ベネズエラのマドゥロ大統領は、ロシアと協力して原油価格の安定に取り組むことでプーチン大統領と合意したと発表。「原油市場を守っていくことでプーチン氏と共通の見通しを持った」としている。

またベネズエラ政府は、原油の適正な価格は60ドルとの認識を示している。米ゴールドマン・サックスは、原油市場における過渡的な「変容段階」は今年の後半も続くとし、原油価格は20-40ドルの範囲で不安定な動きになるとの予想を示している。

その上で「原油市場は均衡状態がより低い価格で形成される段階に入りつつある」としている。彼らの発言には必ず意図がある。また市場が彼らの意見を参考にしていることもまた事実である。

しかし、彼らの見方が常に正しいとは限らない。むしろ、間違っている時の方が多いだろう。したがって、彼らの意図を深読みしすぎてもいけない。あくまで、市場関係者が参考にしているというレベルにとどめるべきである。

エネルギーのトレード戦略だが、22日は予定通り、WTI、ブレント、RBOBガソリン、ICEガスオイルをロングにし、天然ガスのショートは維持した。ヒーティングオイルもロングにする。短期的に石油銘柄が戻す可能性を指摘したが、上手くポジションを構築することが出来た。

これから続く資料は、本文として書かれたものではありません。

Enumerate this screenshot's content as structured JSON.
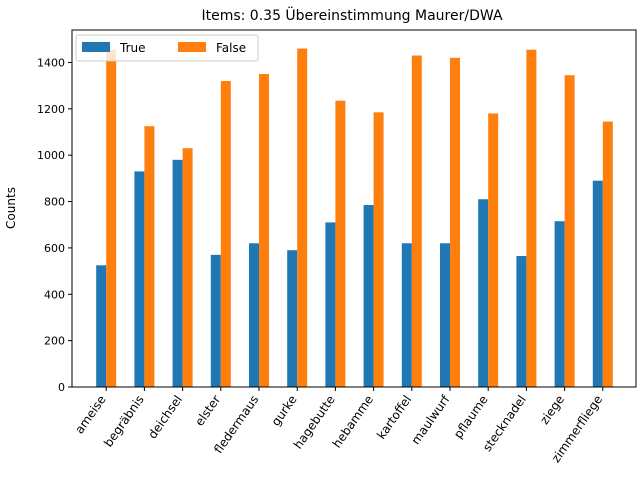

あとは、この上昇が持続的なものになるか、である。もっとも、下落に転じるようであれば、これまで通り、すぐにショートに転じるだけである。これまで通り、トレンド重視の姿勢で臨みたい。コモディティのトレード・運用は簡単ではないが、今後4年間は株式よりも高いリターンが望めると考えている。できるだけコモディティ市場を研究し、収益機会を上手く利用することをお勧めする。